职业：检验理想和正特征中射影多样性的几何

• 批准号: 1252860
• 负责人: Karl Schwede
• 金额: $ 44.26万
• 依托单位: Pennsylvania State Univ University Park
• 依托单位国家: 美国
• 项目类别: Continuing Grant
• 财政年份: 2013
• 资助国家: 美国
• 起止时间: 2013-09-01 至 2014-11-30
• 项目状态: 已结题
• 来源: https://www.nsf.gov/awardsearch/showAward?AWD_ID=1252860&HistoricalAwards=false
• 关键词: CAREER; Test; Ideals; Geometry; Projective

The Principal Investigator will explore questions in characteristic p 0 algebraic geometry and commutative algebra. Explicitly, he proposes to apply methods of commutative algebra to study adjoint line bundles in characteristic p 0, especially to produce global sections. Such line bundles are crucial when classifying the central objects of algebraic geometry. Over the complex numbers, the standard techniques to study adjoint line bundles include Kodaira-type vanishing theorems. These theorems are unavailable in characteristic p 0, thus methods of the Frobenius morphism and test ideals from commutative algebra will be employed instead. The PI also proposes to use methods of algebraic geometry to study questions related to singularities in commutative algebra. The Principal Investigator will also run several mathematics camps for high school students. He will employ students to help develop software related to test ideals and singularities in characteristic p 0. Finally he will continue to organize conferences.Algebraic geometry is a very active field of mathematics. Explicitly, it is the study of geometric objects (called algebraic varieties) made up of the solutions to polynomial equations (for example, the parabola is the solution to y = x^2). Characteristic p 0 algebraic geometry is the study of these equations and their solutions when the underlying rules of arithmetic have changed. For example, instead of simply 4 + 4 = 8, in characteristic p = 5, once we get to 5 we start counting at 1 again so that 4 + 4 = 3 (like counting hours of a clock). This type of arithmetic and related algebra and geometry is heavily employed in modern cryptography and coding theory. The running of camps, conferences and the development of software will also help train the next generation of researchers.

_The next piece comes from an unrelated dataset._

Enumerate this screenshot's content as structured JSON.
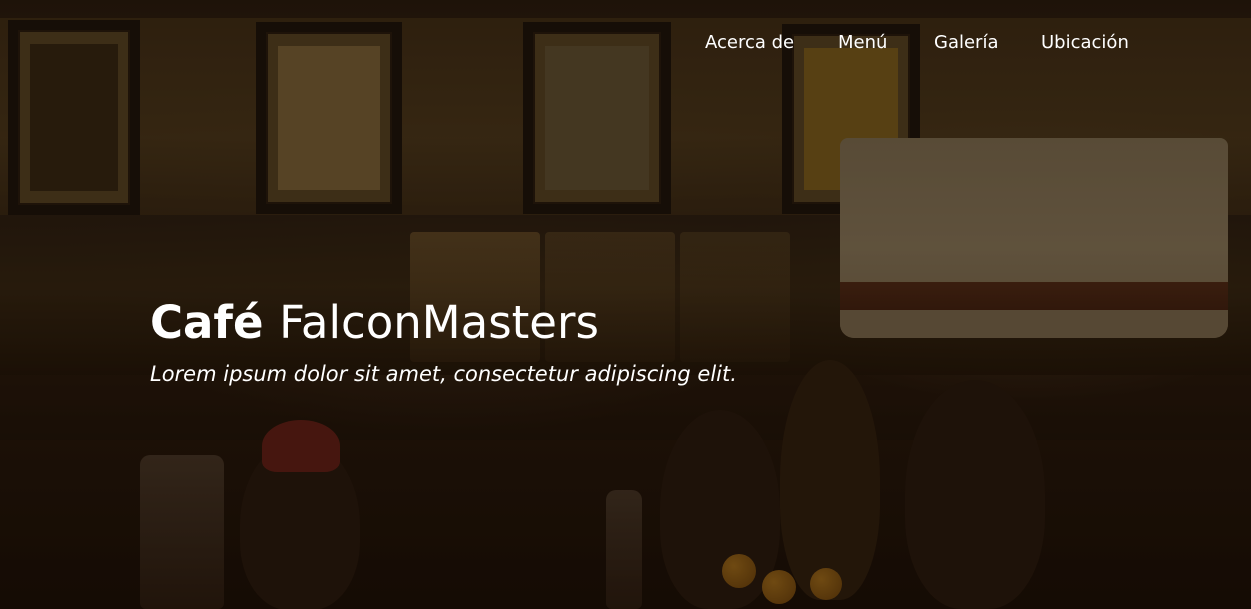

首席研究员将探讨特征p 0代数几何和交换代数的问题。明确地，他提出了用交换代数的方法来研究特征p 0中的伴随线束，特别是生成全局截面。这样的线束在对代数几何的中心对象进行分类时是至关重要的。在复数上，研究伴随线束的标准方法包括kodaira型消失定理。这些定理在特征p 0中是不可用的，因此将采用交换代数中的Frobenius态射和检验理想的方法来代替。PI还建议使用代数几何的方法来研究交换代数中的奇点相关问题。首席研究员还将为高中生举办几个数学夏令营。他将雇用学生帮助开发与测试p 0特性的理想和奇点有关的软件。最后，他将继续组织会议。代数几何是一个非常活跃的数学领域。明确地说，它是对由多项式方程的解组成的几何对象（称为代数变量）的研究（例如，抛物线是y = x^2的解）。特征代数几何是研究这些方程及其在基本算术规则发生变化时的解。例如，在特征p = 5中，不是简单的4 + 4 = 8，而是当我们到达5时，我们再次从1开始计数，这样4 + 4 = 3（就像计算时钟的小时数）。这种类型的算术以及相关的代数和几何在现代密码学和编码理论中被大量使用。营地、会议和软件开发的运行也将有助于培养下一代研究人员。